I would, however, add that I believe humanities students should also be encouraged to learn enough  about programming to ask the right questions, when thinking about computer sciences.

The power of the computer sciences to grant a deeper or different understanding of humanities questions is a large part of why I believe that humanities students should at least become familiar with programming as a process. In his post, Kirschenbaum encapsulates the usefulness of computer sciences.

Computers should not be black boxes but rather understood as engines for creating powerful and persuasive models of the world around us.
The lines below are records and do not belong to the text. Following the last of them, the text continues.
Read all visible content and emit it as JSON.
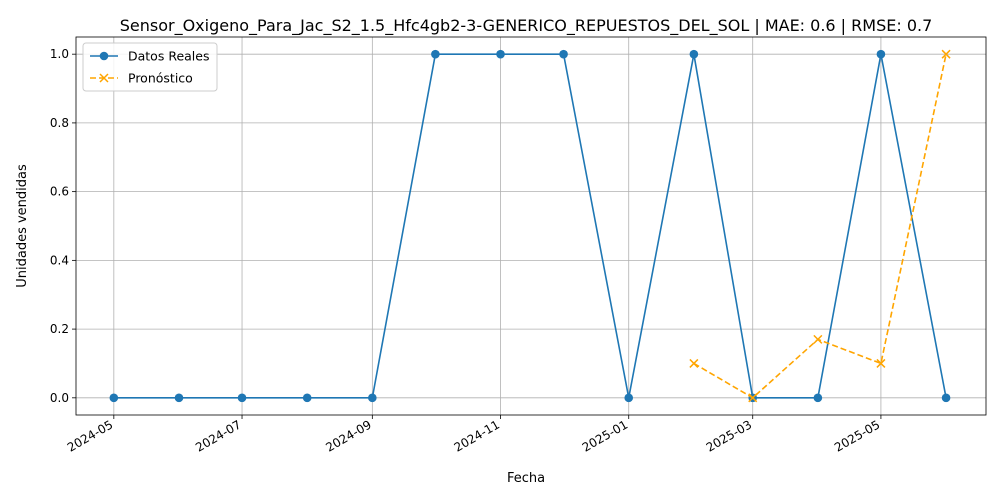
{
  "chart_data": {
    "type": "line",
    "title": "Sensor_Oxigeno_Para_Jac_S2_1.5_Hfc4gb2-3-GENERICO_REPUESTOS_DEL_SOL | MAE: 0.6 | RMSE: 0.7",
    "xlabel": "Fecha",
    "ylabel": "Unidades vendidas",
    "ylim": [
      -0.05,
      1.05
    ],
    "xlim": [
      "2024-04-13",
      "2025-06-20"
    ],
    "grid": true,
    "legend_position": "top-left",
    "x_ticks": [
      "2024-05",
      "2024-07",
      "2024-09",
      "2024-11",
      "2025-01",
      "2025-03",
      "2025-05"
    ],
    "y_ticks": [
      "0.0",
      "0.2",
      "0.4",
      "0.6",
      "0.8",
      "1.0"
    ],
    "series": [
      {
        "name": "Datos Reales",
        "color": "#1f77b4",
        "style": "solid",
        "marker": "circle",
        "points": [
          {
            "x": "2024-05-01",
            "y": 0
          },
          {
            "x": "2024-06-01",
            "y": 0
          },
          {
            "x": "2024-07-01",
            "y": 0
          },
          {
            "x": "2024-08-01",
            "y": 0
          },
          {
            "x": "2024-09-01",
            "y": 0
          },
          {
            "x": "2024-10-01",
            "y": 1
          },
          {
            "x": "2024-11-01",
            "y": 1
          },
          {
            "x": "2024-12-01",
            "y": 1
          },
          {
            "x": "2025-01-01",
            "y": 0
          },
          {
            "x": "2025-02-01",
            "y": 1
          },
          {
            "x": "2025-03-01",
            "y": 0
          },
          {
            "x": "2025-04-01",
            "y": 0
          },
          {
            "x": "2025-05-01",
            "y": 1
          },
          {
            "x": "2025-06-01",
            "y": 0
          }
        ]
      },
      {
        "name": "Pronóstico",
        "color": "#ffa500",
        "style": "dashed",
        "marker": "x",
        "points": [
          {
            "x": "2025-02-01",
            "y": 0.1
          },
          {
            "x": "2025-03-01",
            "y": 0.0
          },
          {
            "x": "2025-04-01",
            "y": 0.17
          },
          {
            "x": "2025-05-01",
            "y": 0.1
          },
          {
            "x": "2025-06-01",
            "y": 1.0
          }
        ]
      }
    ]
  }
}
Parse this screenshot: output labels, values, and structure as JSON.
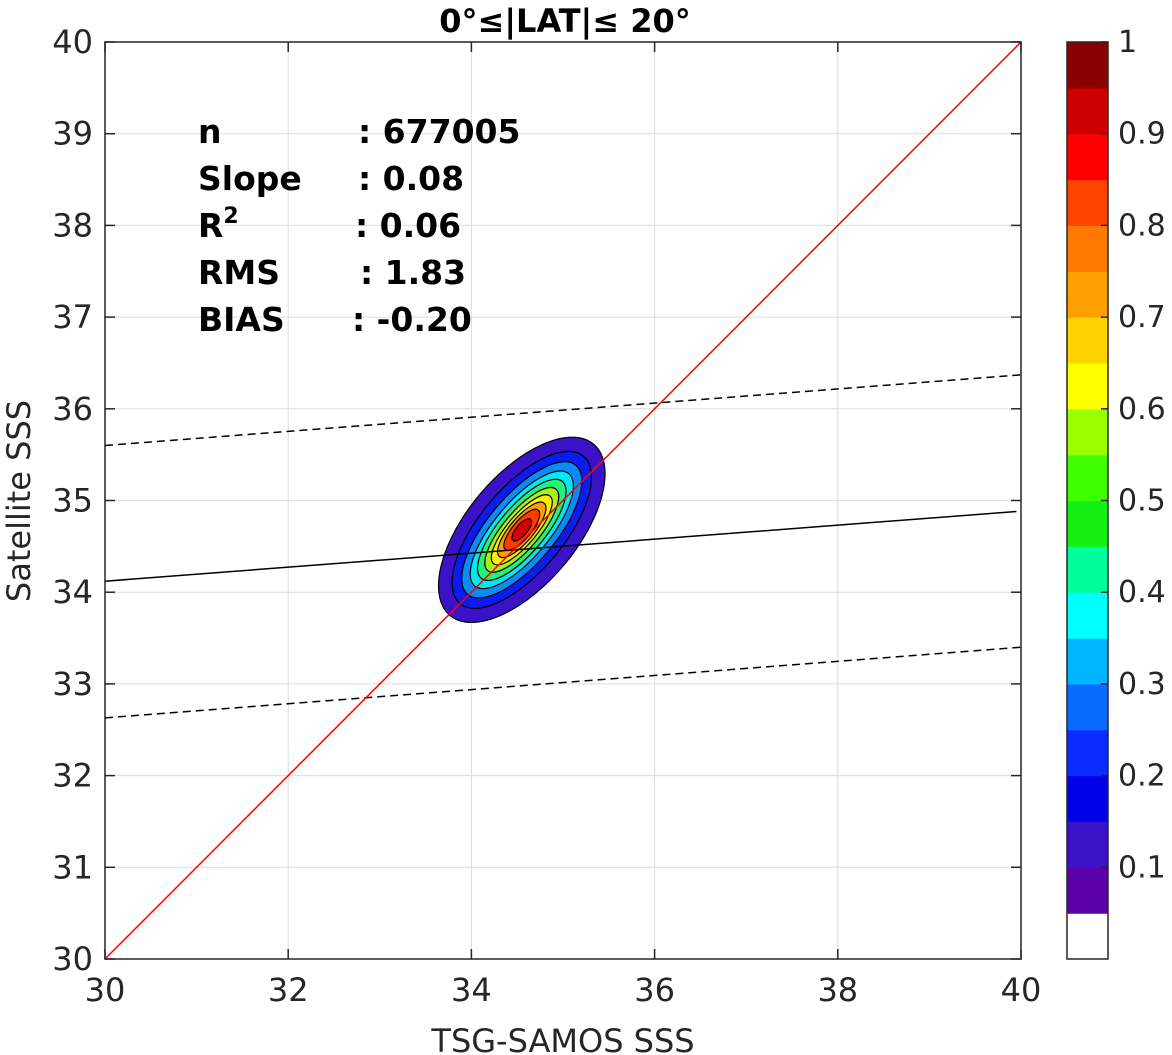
{
  "chart_data": {
    "type": "contour",
    "title": "0°≤|LAT|≤ 20°",
    "xlabel": "TSG-SAMOS SSS",
    "ylabel": "Satellite SSS",
    "xlim": [
      30,
      40
    ],
    "ylim": [
      30,
      40
    ],
    "xticks": [
      "30",
      "32",
      "34",
      "36",
      "38",
      "40"
    ],
    "yticks": [
      "30",
      "31",
      "32",
      "33",
      "34",
      "35",
      "36",
      "37",
      "38",
      "39",
      "40"
    ],
    "grid": true,
    "stats": [
      {
        "label": "n",
        "value": ": 677005"
      },
      {
        "label": "Slope",
        "value": ": 0.08"
      },
      {
        "label": "R",
        "sup": "2",
        "value": ": 0.06"
      },
      {
        "label": "RMS",
        "value": ": 1.83"
      },
      {
        "label": "BIAS",
        "value": ": -0.20"
      }
    ],
    "lines": {
      "one_to_one": {
        "x": [
          30,
          40
        ],
        "y": [
          30,
          40
        ],
        "color": "#ff0000"
      },
      "fit": {
        "x": [
          30,
          39.95
        ],
        "y": [
          34.12,
          34.88
        ],
        "color": "#000000"
      },
      "upper_bound": {
        "x": [
          30,
          40
        ],
        "y": [
          35.6,
          36.37
        ],
        "color": "#000000",
        "dash": true
      },
      "lower_bound": {
        "x": [
          30,
          40
        ],
        "y": [
          32.63,
          33.4
        ],
        "color": "#000000",
        "dash": true
      }
    },
    "density": {
      "center": [
        34.55,
        34.68
      ],
      "rotation_deg": 50,
      "levels": [
        {
          "level": 0.05,
          "color": "#3a12c8",
          "rx": 1.22,
          "ry": 0.6
        },
        {
          "level": 0.15,
          "color": "#0a1cf0",
          "rx": 1.05,
          "ry": 0.46
        },
        {
          "level": 0.25,
          "color": "#0a8cf8",
          "rx": 0.92,
          "ry": 0.37
        },
        {
          "level": 0.35,
          "color": "#00e8f0",
          "rx": 0.8,
          "ry": 0.3
        },
        {
          "level": 0.45,
          "color": "#26f07a",
          "rx": 0.69,
          "ry": 0.25
        },
        {
          "level": 0.55,
          "color": "#a8f01a",
          "rx": 0.58,
          "ry": 0.2
        },
        {
          "level": 0.65,
          "color": "#fff200",
          "rx": 0.48,
          "ry": 0.16
        },
        {
          "level": 0.75,
          "color": "#ffa000",
          "rx": 0.38,
          "ry": 0.13
        },
        {
          "level": 0.85,
          "color": "#ff3c00",
          "rx": 0.28,
          "ry": 0.1
        },
        {
          "level": 0.95,
          "color": "#d80000",
          "rx": 0.15,
          "ry": 0.06
        }
      ]
    },
    "colorbar": {
      "range": [
        0,
        1
      ],
      "ticks": [
        "0.1",
        "0.2",
        "0.3",
        "0.4",
        "0.5",
        "0.6",
        "0.7",
        "0.8",
        "0.9",
        "1"
      ],
      "colors": [
        "#ffffff",
        "#5c00a8",
        "#3a12c8",
        "#0000e8",
        "#0a2cff",
        "#0a6cff",
        "#00b4ff",
        "#00ffff",
        "#00ff9c",
        "#14f014",
        "#3cff00",
        "#9cff00",
        "#ffff00",
        "#ffd200",
        "#ffa000",
        "#ff7800",
        "#ff4400",
        "#ff0000",
        "#cc0000",
        "#8a0000"
      ]
    }
  }
}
The world around us (and inside us) is something we in the humanities have been interested in for a very long time.

Computers as this “black box” can be intimidating, but the processes behind them are ones that should be familiar to humanities students: arguments, syntax, structure, and constraints. Different languages and programs act as different tools of analysis, similar to the ones humanities students are taught in order to interpret and analyze different kinds of documents and sources. While I don’t like the idea of mandatory programming skills for humanities students, knowledge of coding and computer sciences, or even the ideas and theory behind them, will only become more valuable.

My Own Experience:

I had no knowledge of programming before I took AP Computer Science in my Junior year of high school. There, I wrote my first “Hello World” script and was introduced to the incredible creative power of programming. The next year I participated in a project-oriented class for app-building, but my exploration of computer science was negatively affected by a head injury at the start of my freshman year at Carleton. I also took Data Structures last winter and enjoyed how the class broadened my ability and deepened my understanding of the theory behind the code. So far in this class, I have enjoyed the exposure to new languages and utilizations. Although I started with the beginning Javascript tutorial, both my AP CS and Data Structures classes were taught in Java, and I found that the languages were syntactically similar, which eased the learning curve.

In my experience, I have consistently found (and been assigned) real-world problems and applications for coding. For example, one assignment in my Data Structures class was to create a database object that could parse a text file of information and create a sorted list of custom objects (Zoo Animals, in this case). The code that constructs the database from a file is shown below.

    public ZooDisplayer(String filePath) throws FileNotFoundException, IOException
    {
        zoo = new SortedLinkedList();
        Scanner scan = new Scanner(new File(filePath));
        if(scan.hasNextLine())
        {
            while(scan.hasNextLine())
            {
                String animalInfo = scan.nextLine();
                String[] parts = animalInfo.split(",");
                String name = parts[0];
                String species = parts[1];
                int age = Integer.parseInt(parts[2]);
                String picLocation = parts[3];
                zoo.add(new ZooAnimal(name, species, age, picLocation));
            }
        }
    }

Even if a humanities student doesn’t need to know how to make something like this, knowing enough to understand how it works and ask the right questions to collaborate effectively with a “computer person is extremely valuable. And for those who say that they don’t think in the right way or aren’t “tech-savvy” enough to learn to code, my question is this: why not try?

Author: Conor G

One comment

  1. I think my idea about coding and the humanities aligns more with yours than anyone else’s. Not every digital humanities student even really needs to code at all, except to fix specific bugs in their website’s HTML or specify their desires within the code. Also, I’m glad you enjoyed Data Structures.